Disadvantage of being gay..... my gag reflexes makes trying to make myself throw up extremely difficult.
New scientific discovery: The hypothetical attractiveness of a woman increases exponentially as her skirt:boot ratio approaches zero. Nobel Prize in my future?
Fuck. That. I'm gonna get drunker and make them regret they EVER put me at the kids table. I'm a MAN.
there may or may not be knives in your bed. I would check
She cut off the top of a watermelon and is now eating it with a spoon. She's more than half done.
A piece of cheeseburger just fell between my tits. Consider this a "wish you were here" postcard.
we had to stop you from eating moldy cake.. twice.
I have been drinking at the bar so long today that I literally just found a spiderweb from my leg to the bar.
I went out in a blaze of glory. I failed the field sobriety test by saying ABCD FUCK YOU.
That's cool.
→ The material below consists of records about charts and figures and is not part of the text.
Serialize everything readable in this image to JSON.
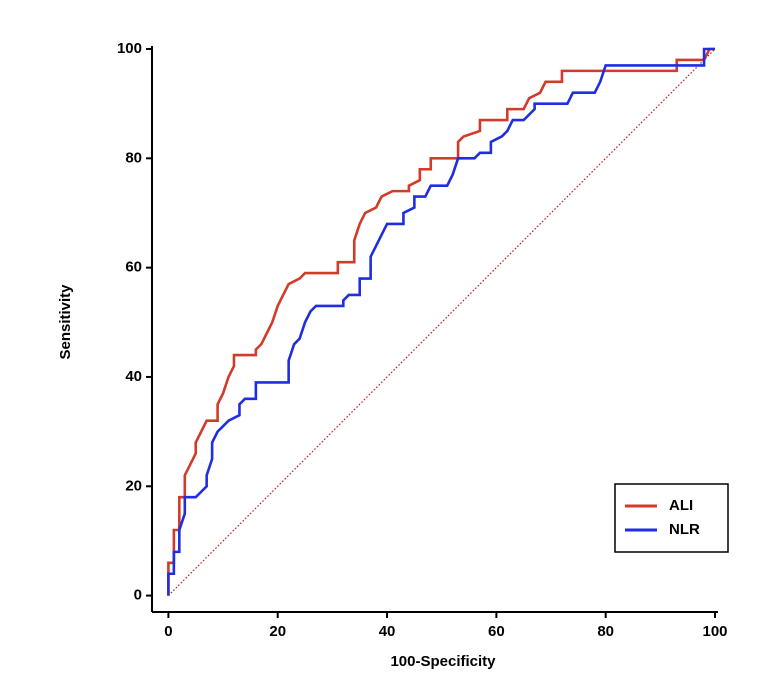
{
  "chart_data": {
    "type": "line",
    "x_label": "100-Specificity",
    "y_label": "Sensitivity",
    "xlim": [
      -3,
      100
    ],
    "ylim": [
      -3,
      100
    ],
    "xticks": [
      0,
      20,
      40,
      60,
      80,
      100
    ],
    "yticks": [
      0,
      20,
      40,
      60,
      80,
      100
    ],
    "legend": "lower right",
    "series": [
      {
        "name": "ALI",
        "color": "#d23a2a",
        "x": [
          0,
          0,
          1,
          1,
          2,
          2,
          3,
          3,
          4,
          5,
          5,
          6,
          7,
          9,
          9,
          10,
          11,
          12,
          12,
          16,
          16,
          17,
          18,
          19,
          20,
          21,
          22,
          24,
          25,
          31,
          31,
          34,
          34,
          35,
          36,
          38,
          39,
          41,
          44,
          44,
          46,
          46,
          48,
          48,
          53,
          53,
          54,
          57,
          57,
          62,
          62,
          65,
          66,
          68,
          69,
          72,
          72,
          74,
          93,
          93,
          98,
          99,
          100
        ],
        "values": [
          0,
          6,
          6,
          12,
          12,
          18,
          18,
          22,
          24,
          26,
          28,
          30,
          32,
          32,
          35,
          37,
          40,
          42,
          44,
          44,
          45,
          46,
          48,
          50,
          53,
          55,
          57,
          58,
          59,
          59,
          61,
          61,
          65,
          68,
          70,
          71,
          73,
          74,
          74,
          75,
          76,
          78,
          78,
          80,
          80,
          83,
          84,
          85,
          87,
          87,
          89,
          89,
          91,
          92,
          94,
          94,
          96,
          96,
          96,
          98,
          98,
          100,
          100
        ]
      },
      {
        "name": "NLR",
        "color": "#1f2ee0",
        "x": [
          0,
          0,
          1,
          1,
          2,
          2,
          3,
          3,
          5,
          6,
          7,
          7,
          8,
          8,
          9,
          10,
          11,
          13,
          13,
          14,
          16,
          16,
          22,
          22,
          23,
          24,
          25,
          26,
          27,
          32,
          32,
          33,
          35,
          35,
          37,
          37,
          38,
          39,
          40,
          43,
          43,
          45,
          45,
          47,
          48,
          51,
          52,
          53,
          56,
          57,
          59,
          59,
          61,
          62,
          63,
          65,
          67,
          67,
          73,
          74,
          78,
          79,
          80,
          98,
          98,
          100
        ],
        "values": [
          0,
          4,
          4,
          8,
          8,
          12,
          15,
          18,
          18,
          19,
          20,
          22,
          25,
          28,
          30,
          31,
          32,
          33,
          35,
          36,
          36,
          39,
          39,
          43,
          46,
          47,
          50,
          52,
          53,
          53,
          54,
          55,
          55,
          58,
          58,
          62,
          64,
          66,
          68,
          68,
          70,
          71,
          73,
          73,
          75,
          75,
          77,
          80,
          80,
          81,
          81,
          83,
          84,
          85,
          87,
          87,
          89,
          90,
          90,
          92,
          92,
          94,
          97,
          97,
          100,
          100
        ]
      }
    ],
    "reference": {
      "color": "#b02020",
      "x": [
        0,
        100
      ],
      "values": [
        0,
        100
      ]
    }
  }
}
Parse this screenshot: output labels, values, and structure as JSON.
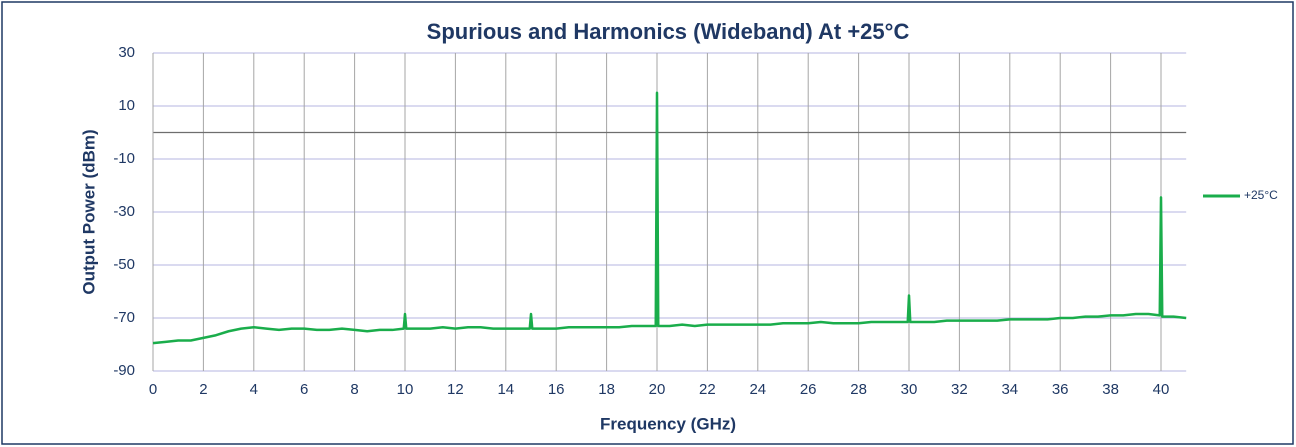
{
  "chart_data": {
    "type": "line",
    "title": "Spurious and Harmonics (Wideband) At +25°C",
    "x_label": "Frequency (GHz)",
    "y_label": "Output Power (dBm)",
    "xlim": [
      0,
      41
    ],
    "ylim": [
      -90,
      30
    ],
    "xticks": [
      0,
      2,
      4,
      6,
      8,
      10,
      12,
      14,
      16,
      18,
      20,
      22,
      24,
      26,
      28,
      30,
      32,
      34,
      36,
      38,
      40
    ],
    "yticks": [
      -90,
      -70,
      -50,
      -30,
      -10,
      10,
      30
    ],
    "grid": true,
    "legend": "right",
    "x": [
      0,
      0.5,
      1,
      1.5,
      2,
      2.5,
      3,
      3.5,
      4,
      4.5,
      5,
      5.5,
      6,
      6.5,
      7,
      7.5,
      8,
      8.5,
      9,
      9.5,
      9.95,
      10,
      10.05,
      10.5,
      11,
      11.5,
      12,
      12.5,
      13,
      13.5,
      14,
      14.5,
      14.95,
      15,
      15.05,
      15.5,
      16,
      16.5,
      17,
      17.5,
      18,
      18.5,
      19,
      19.5,
      19.95,
      20,
      20.05,
      20.5,
      21,
      21.5,
      22,
      22.5,
      23,
      23.5,
      24,
      24.5,
      25,
      25.5,
      26,
      26.5,
      27,
      27.5,
      28,
      28.5,
      29,
      29.5,
      29.95,
      30,
      30.05,
      30.5,
      31,
      31.5,
      32,
      32.5,
      33,
      33.5,
      34,
      34.5,
      35,
      35.5,
      36,
      36.5,
      37,
      37.5,
      38,
      38.5,
      39,
      39.5,
      39.95,
      40,
      40.05,
      40.5,
      41
    ],
    "series": [
      {
        "name": "+25°C",
        "color": "#1aad4b",
        "values": [
          -79.5,
          -79,
          -78.5,
          -78.5,
          -77.5,
          -76.5,
          -75,
          -74,
          -73.5,
          -74,
          -74.5,
          -74,
          -74,
          -74.5,
          -74.5,
          -74,
          -74.5,
          -75,
          -74.5,
          -74.5,
          -74,
          -68.5,
          -74,
          -74,
          -74,
          -73.5,
          -74,
          -73.5,
          -73.5,
          -74,
          -74,
          -74,
          -74,
          -68.5,
          -74,
          -74,
          -74,
          -73.5,
          -73.5,
          -73.5,
          -73.5,
          -73.5,
          -73,
          -73,
          -73,
          15,
          -73,
          -73,
          -72.5,
          -73,
          -72.5,
          -72.5,
          -72.5,
          -72.5,
          -72.5,
          -72.5,
          -72,
          -72,
          -72,
          -71.5,
          -72,
          -72,
          -72,
          -71.5,
          -71.5,
          -71.5,
          -71.5,
          -61.5,
          -71.5,
          -71.5,
          -71.5,
          -71,
          -71,
          -71,
          -71,
          -71,
          -70.5,
          -70.5,
          -70.5,
          -70.5,
          -70,
          -70,
          -69.5,
          -69.5,
          -69,
          -69,
          -68.5,
          -68.5,
          -69,
          -24.5,
          -69.5,
          -69.5,
          -70
        ]
      }
    ]
  }
}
At least the punch line of my story isn't I shit in a booth at Denny's.
Do you remember peeing in the sink while I was throwing up?
No ma'am, I do not. I found a video of us trying to do a trust fall though. Emphasis on the trying.
I will consider today a failure if my nipple isn't bitten at least 😂
Oh is THAT how we're gonna play mini golf
I just fanned myself with my wet toothbrush to dry my mascara. Wtf
I boned my sugar daddy for the first time yesterday and now I know why they say guys in their 40s are the best. Also I’m getting a car.
Did you finish that presentation yet?
No but don’t worry about it. I do my best work in the middle of the night. I’m like a hamster.